Le sue pagine non lasciano indifferenti intellettuali e politici. A causa del capitolo sulla professione di fede del vicario Savoiardo, l’Emilio viene condannata dalla Chiesa e dal Parlamento francese; mentre il Concistoro di Ginevra condanna il Contratto sociale.
Nel 1766, per invito di Hume, decide di andare in Inghilterra, ma, a causa delle manie di persecuzione che lo affliggono e degli scontri con il filosofo scozzese, fa ritorno a Parigi, dove conclude le Considerazioni sul governo di Polonia.
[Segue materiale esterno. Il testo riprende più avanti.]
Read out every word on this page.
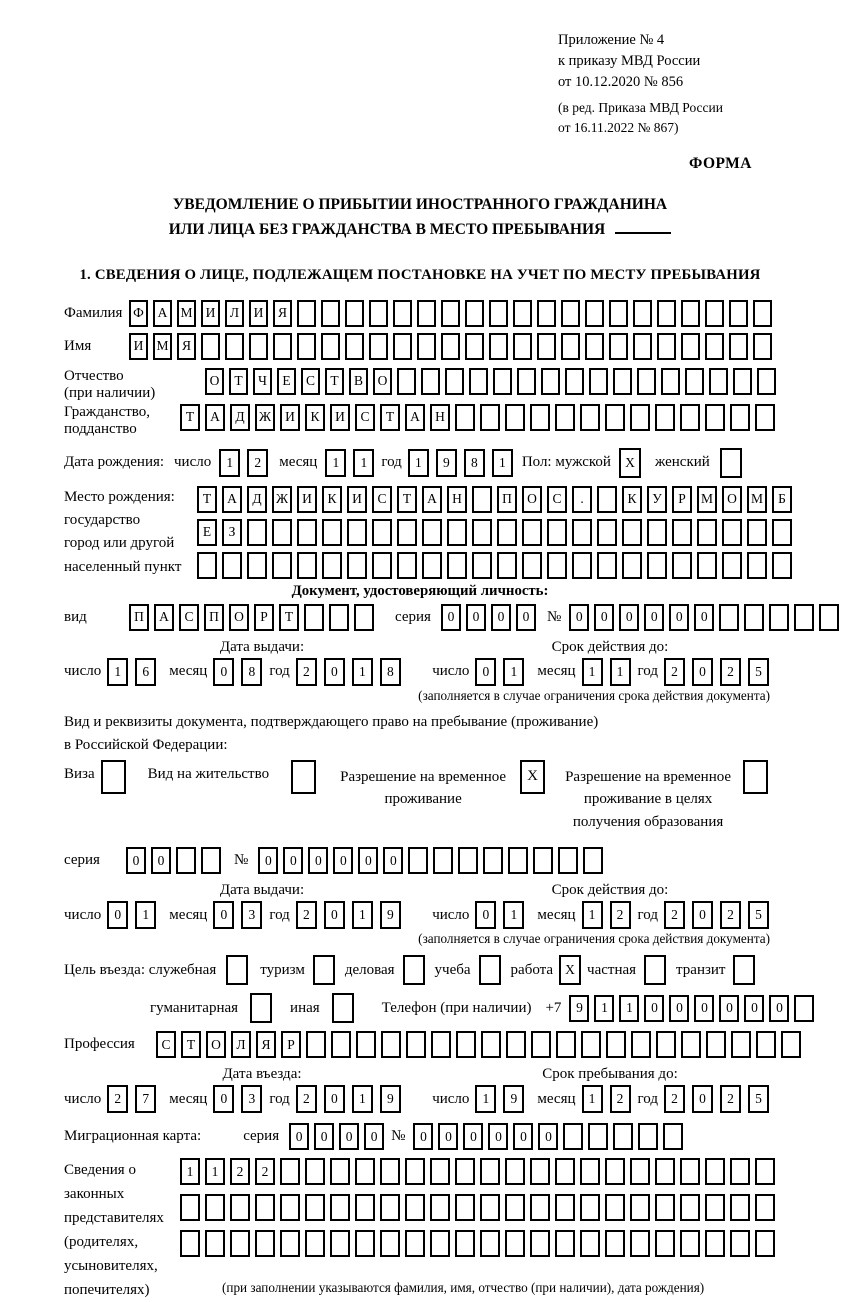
Приложение № 4
к приказу МВД России
от 10.12.2020 № 856
(в ред. Приказа МВД России
от 16.11.2022 № 867)
ФОРМА
УВЕДОМЛЕНИЕ О ПРИБЫТИИ ИНОСТРАННОГО ГРАЖДАНИНА
ИЛИ ЛИЦА БЕЗ ГРАЖДАНСТВА В МЕСТО ПРЕБЫВАНИЯ
1. СВЕДЕНИЯ О ЛИЦЕ, ПОДЛЕЖАЩЕМ ПОСТАНОВКЕ НА УЧЕТ ПО МЕСТУ ПРЕБЫВАНИЯ
Фамилия Ф	А М И	Л	И	Я
Имя	И М Я
Отчество
(при наличии)
О	Т	Ч	Е	С	Т	В	О
Гражданство,
подданство
Т	А	Д	Ж	И	К	И	С	Т	А	Н
Дата рождения: число	1	2	месяц	1	1 год 1	9	8	1	Пол: мужской	X	женский
Место рождения:
государство
город или другой
населенный пункт
Т	А	Д	Ж	И	К	И	С	Т	А	Н	П	О	С	.	К	У	Р	М	О	М	Б
Е	З
Документ, удостоверяющий личность:
вид	П	А	С	П	О	Р	Т	серия	0	0	0	0	№	0	0	0	0	0	0
Дата выдачи:	Срок действия до:
число 1	6	месяц 0	8 год 2	0	1	8	число 0	1	месяц 1	1 год 2	0	2	5
(заполняется в случае ограничения срока действия документа)
Вид и реквизиты документа, подтверждающего право на пребывание (проживание)
в Российской Федерации:
Виза	Вид на жительство	Разрешение на временное
проживание
X	Разрешение на временное
проживание в целях
получения образования
серия	0	0	№	0	0	0	0	0	0
Дата выдачи:	Срок действия до:
число 0	1	месяц 0	3 год 2	0	1	9	число 0	1	месяц 1	2 год 2	0	2	5
(заполняется в случае ограничения срока действия документа)
Цель въезда: служебная	туризм	деловая	учеба	работа X частная	транзит
гуманитарная	иная	Телефон (при наличии) +7	9	1	1	0	0	0	0	0	0
Профессия	С	Т	О	Л	Я	Р
Дата въезда:	Срок пребывания до:
число 2	7	месяц 0	3 год 2	0	1	9	число 1	9	месяц 1	2 год 2	0	2	5
Миграционная карта:	серия	0	0	0	0 №	0	0	0	0	0	0
Сведения о
законных
представителях
(родителях,
усыновителях,
попечителях)
1	1	2	2
(при заполнении указываются фамилия, имя, отчество (при наличии), дата рождения)
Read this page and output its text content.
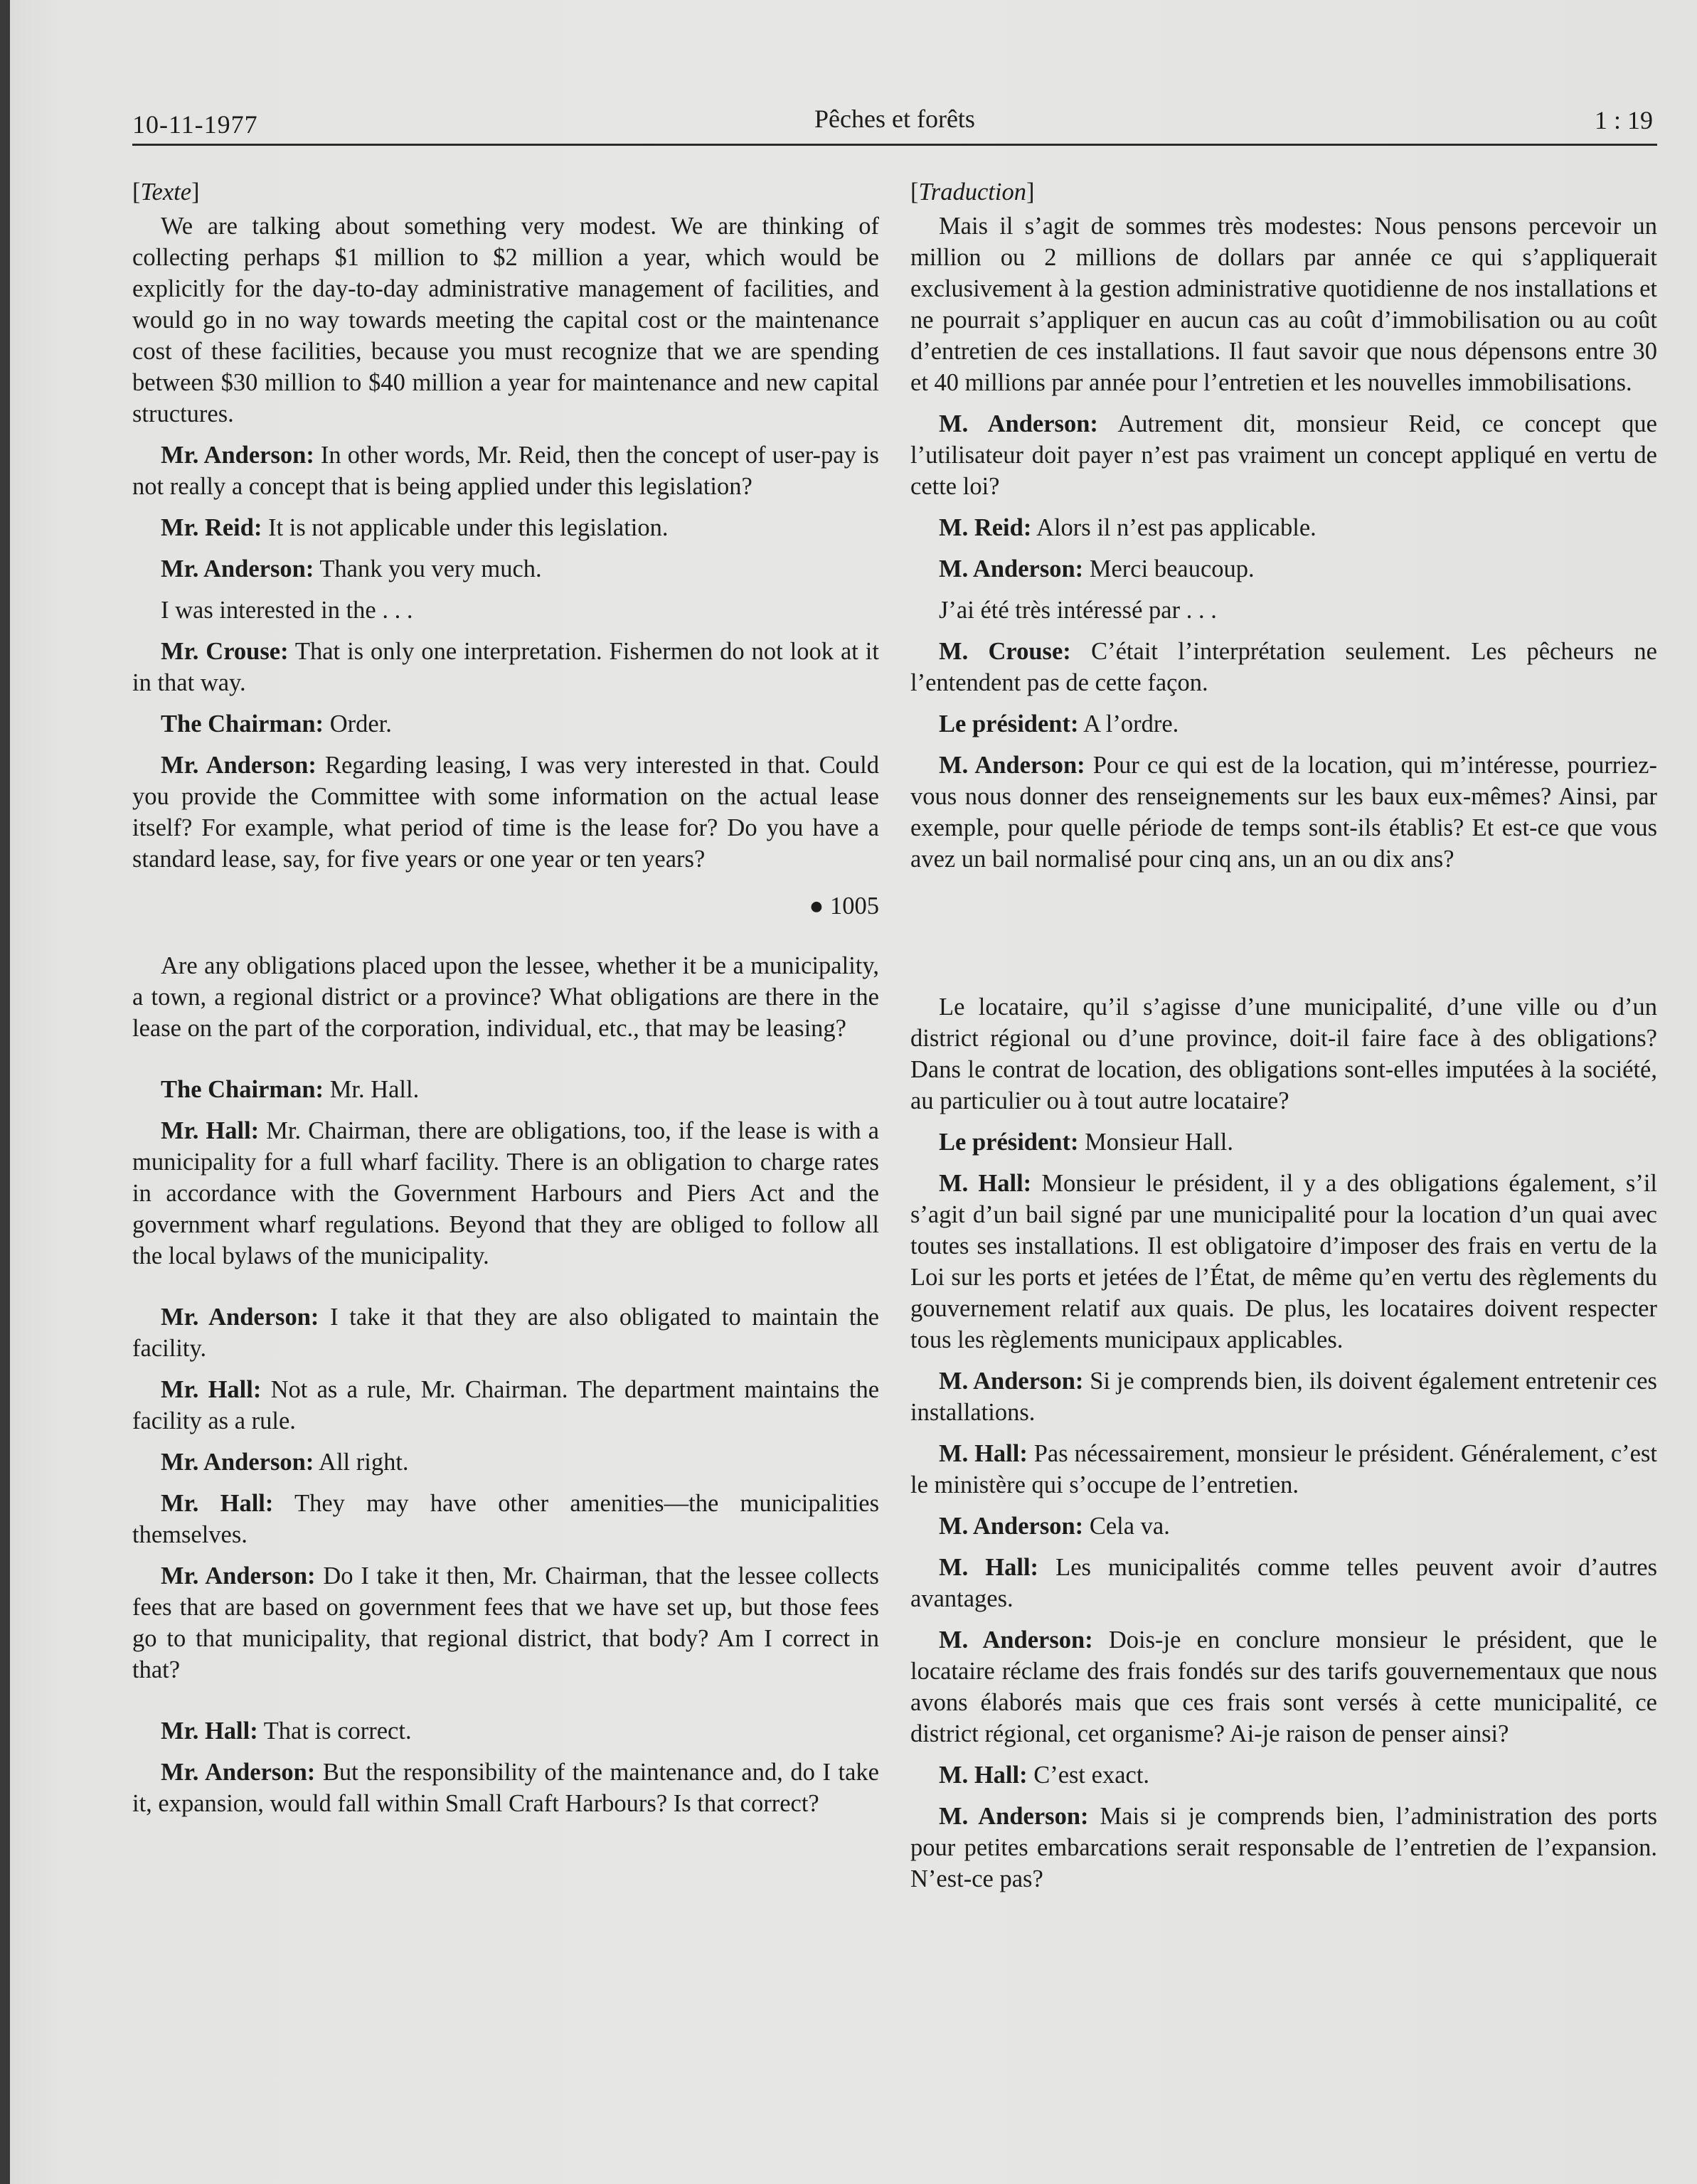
10-11-1977	Pêches et forêts	1 : 19

[Texte]

We are talking about something very modest. We are thinking of collecting perhaps $1 million to $2 million a year, which would be explicitly for the day-to-day administrative management of facilities, and would go in no way towards meeting the capital cost or the maintenance cost of these facilities, because you must recognize that we are spending between $30 million to $40 million a year for maintenance and new capital structures.

Mr. Anderson: In other words, Mr. Reid, then the concept of user-pay is not really a concept that is being applied under this legislation?

Mr. Reid: It is not applicable under this legislation.

Mr. Anderson: Thank you very much.

I was interested in the . . .

Mr. Crouse: That is only one interpretation. Fishermen do not look at it in that way.

The Chairman: Order.

Mr. Anderson: Regarding leasing, I was very interested in that. Could you provide the Committee with some information on the actual lease itself? For example, what period of time is the lease for? Do you have a standard lease, say, for five years or one year or ten years?

● 1005

Are any obligations placed upon the lessee, whether it be a municipality, a town, a regional district or a province? What obligations are there in the lease on the part of the corporation, individual, etc., that may be leasing?

The Chairman: Mr. Hall.

Mr. Hall: Mr. Chairman, there are obligations, too, if the lease is with a municipality for a full wharf facility. There is an obligation to charge rates in accordance with the Government Harbours and Piers Act and the government wharf regulations. Beyond that they are obliged to follow all the local bylaws of the municipality.

Mr. Anderson: I take it that they are also obligated to maintain the facility.

Mr. Hall: Not as a rule, Mr. Chairman. The department maintains the facility as a rule.

Mr. Anderson: All right.

Mr. Hall: They may have other amenities—the municipalities themselves.

Mr. Anderson: Do I take it then, Mr. Chairman, that the lessee collects fees that are based on government fees that we have set up, but those fees go to that municipality, that regional district, that body? Am I correct in that?

Mr. Hall: That is correct.

Mr. Anderson: But the responsibility of the maintenance and, do I take it, expansion, would fall within Small Craft Harbours? Is that correct?

[Traduction]

Mais il s’agit de sommes très modestes: Nous pensons percevoir un million ou 2 millions de dollars par année ce qui s’appliquerait exclusivement à la gestion administrative quotidienne de nos installations et ne pourrait s’appliquer en aucun cas au coût d’immobilisation ou au coût d’entretien de ces installations. Il faut savoir que nous dépensons entre 30 et 40 millions par année pour l’entretien et les nouvelles immobilisations.

M. Anderson: Autrement dit, monsieur Reid, ce concept que l’utilisateur doit payer n’est pas vraiment un concept appliqué en vertu de cette loi?

M. Reid: Alors il n’est pas applicable.

M. Anderson: Merci beaucoup.

J’ai été très intéressé par . . .

M. Crouse: C’était l’interprétation seulement. Les pêcheurs ne l’entendent pas de cette façon.

Le président: A l’ordre.

M. Anderson: Pour ce qui est de la location, qui m’intéresse, pourriez-vous nous donner des renseignements sur les baux eux-mêmes? Ainsi, par exemple, pour quelle période de temps sont-ils établis? Et est-ce que vous avez un bail normalisé pour cinq ans, un an ou dix ans?

Le locataire, qu’il s’agisse d’une municipalité, d’une ville ou d’un district régional ou d’une province, doit-il faire face à des obligations? Dans le contrat de location, des obligations sont-elles imputées à la société, au particulier ou à tout autre locataire?

Le président: Monsieur Hall.

M. Hall: Monsieur le président, il y a des obligations également, s’il s’agit d’un bail signé par une municipalité pour la location d’un quai avec toutes ses installations. Il est obligatoire d’imposer des frais en vertu de la Loi sur les ports et jetées de l’État, de même qu’en vertu des règlements du gouvernement relatif aux quais. De plus, les locataires doivent respecter tous les règlements municipaux applicables.

M. Anderson: Si je comprends bien, ils doivent également entretenir ces installations.

M. Hall: Pas nécessairement, monsieur le président. Généralement, c’est le ministère qui s’occupe de l’entretien.

M. Anderson: Cela va.

M. Hall: Les municipalités comme telles peuvent avoir d’autres avantages.

M. Anderson: Dois-je en conclure monsieur le président, que le locataire réclame des frais fondés sur des tarifs gouvernementaux que nous avons élaborés mais que ces frais sont versés à cette municipalité, ce district régional, cet organisme? Ai-je raison de penser ainsi?

M. Hall: C’est exact.

M. Anderson: Mais si je comprends bien, l’administration des ports pour petites embarcations serait responsable de l’entretien de l’expansion. N’est-ce pas?
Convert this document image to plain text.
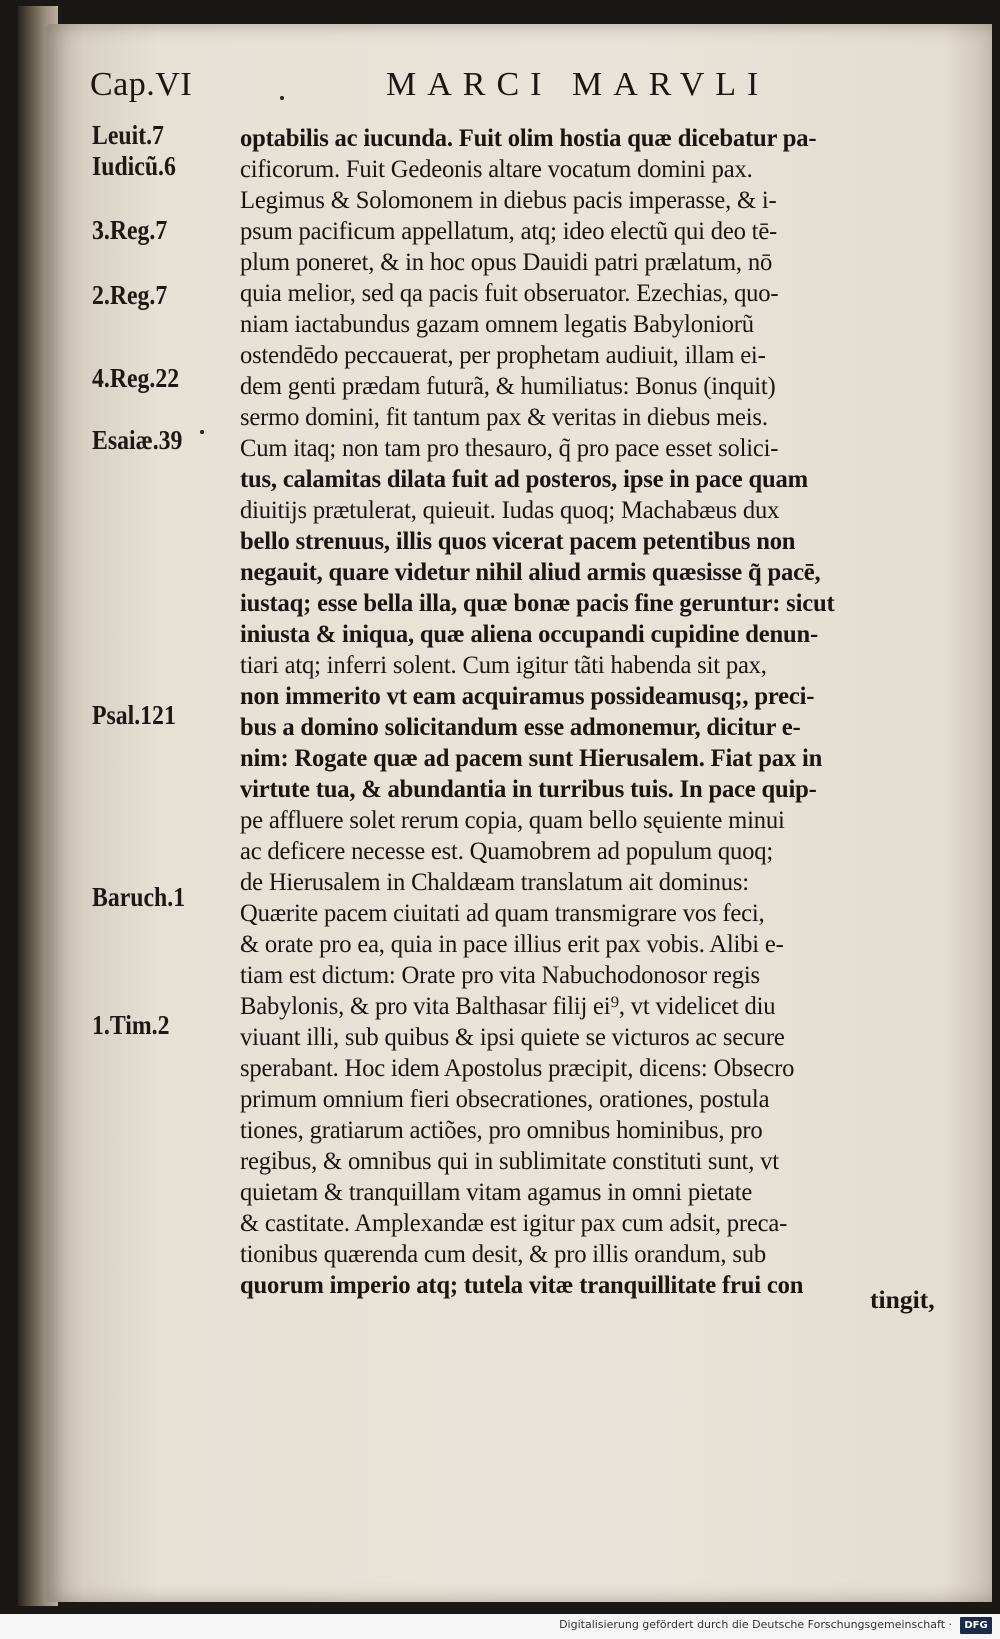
Cap.VI	MARCI MARVLI
Leuit.7
Iudicũ.6
3.Reg.7
2.Reg.7
4.Reg.22
Esaiæ.39
Psal.121
Baruch.1
1.Tim.2
optabilis ac iucunda. Fuit olim hostia quæ dicebatur pa-
cificorum. Fuit Gedeonis altare vocatum domini pax.
Legimus & Solomonem in diebus pacis imperasse, & i-
psum pacificum appellatum, atq; ideo electũ qui deo tē-
plum poneret, & in hoc opus Dauidi patri prælatum, nō
quia melior, sed qa pacis fuit obseruator. Ezechias, quo-
niam iactabundus gazam omnem legatis Babyloniorũ
ostendēdo peccauerat, per prophetam audiuit, illam ei-
dem genti prædam futurã, & humiliatus: Bonus (inquit)
sermo domini, fit tantum pax & veritas in diebus meis.
Cum itaq; non tam pro thesauro, q̃ pro pace esset solici-
tus, calamitas dilata fuit ad posteros, ipse in pace quam
diuitijs prætulerat, quieuit. Iudas quoq; Machabæus dux
bello strenuus, illis quos vicerat pacem petentibus non
negauit, quare videtur nihil aliud armis quæsisse q̃ pacē,
iustaq; esse bella illa, quæ bonæ pacis fine geruntur: sicut
iniusta & iniqua, quæ aliena occupandi cupidine denun-
tiari atq; inferri solent. Cum igitur tãti habenda sit pax,
non immerito vt eam acquiramus possideamusq;, preci-
bus a domino solicitandum esse admonemur, dicitur e-
nim: Rogate quæ ad pacem sunt Hierusalem. Fiat pax in
virtute tua, & abundantia in turribus tuis. In pace quip-
pe affluere solet rerum copia, quam bello sęuiente minui
ac deficere necesse est. Quamobrem ad populum quoq;
de Hierusalem in Chaldæam translatum ait dominus:
Quærite pacem ciuitati ad quam transmigrare vos feci,
& orate pro ea, quia in pace illius erit pax vobis. Alibi e-
tiam est dictum: Orate pro vita Nabuchodonosor regis
Babylonis, & pro vita Balthasar filij ei⁹, vt videlicet diu
viuant illi, sub quibus & ipsi quiete se victuros ac secure
sperabant. Hoc idem Apostolus præcipit, dicens: Obsecro
primum omnium fieri obsecrationes, orationes, postula
tiones, gratiarum actiões, pro omnibus hominibus, pro
regibus, & omnibus qui in sublimitate constituti sunt, vt
quietam & tranquillam vitam agamus in omni pietate
& castitate. Amplexandæ est igitur pax cum adsit, preca-
tionibus quærenda cum desit, & pro illis orandum, sub
quorum imperio atq; tutela vitæ tranquillitate frui con
tingit,
Digitalisierung gefördert durch die Deutsche Forschungsgemeinschaft ·	DFG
Qualche anno più tardi, nel 1770, termina il suo principale testo autobiografico, le Confessioni. Ormai stanco e ammalato, nel 1778 compie l’ultimo viaggio: accetta l’ospitalità del marchese René de Girandin a Ermenonville dove muore.

…segue.

[1] «Rousseau», in Enciclopedia italiana di scienze, lettere e arti, Milano, Rizzoli, 1936, 185.
[2] J.-J. Rousseau (1770), Les Confessions, tr. it. di M. Rago, «Le Confessioni», in Scritti autobiografici, a cura di L. Sozzi, Torino, Einaudi-Gallimard, 1997, 351.
[3] Ivi, 87.
[4] Nelle Confessioni, emerge l’aspetto esibizionistico della sua personalità.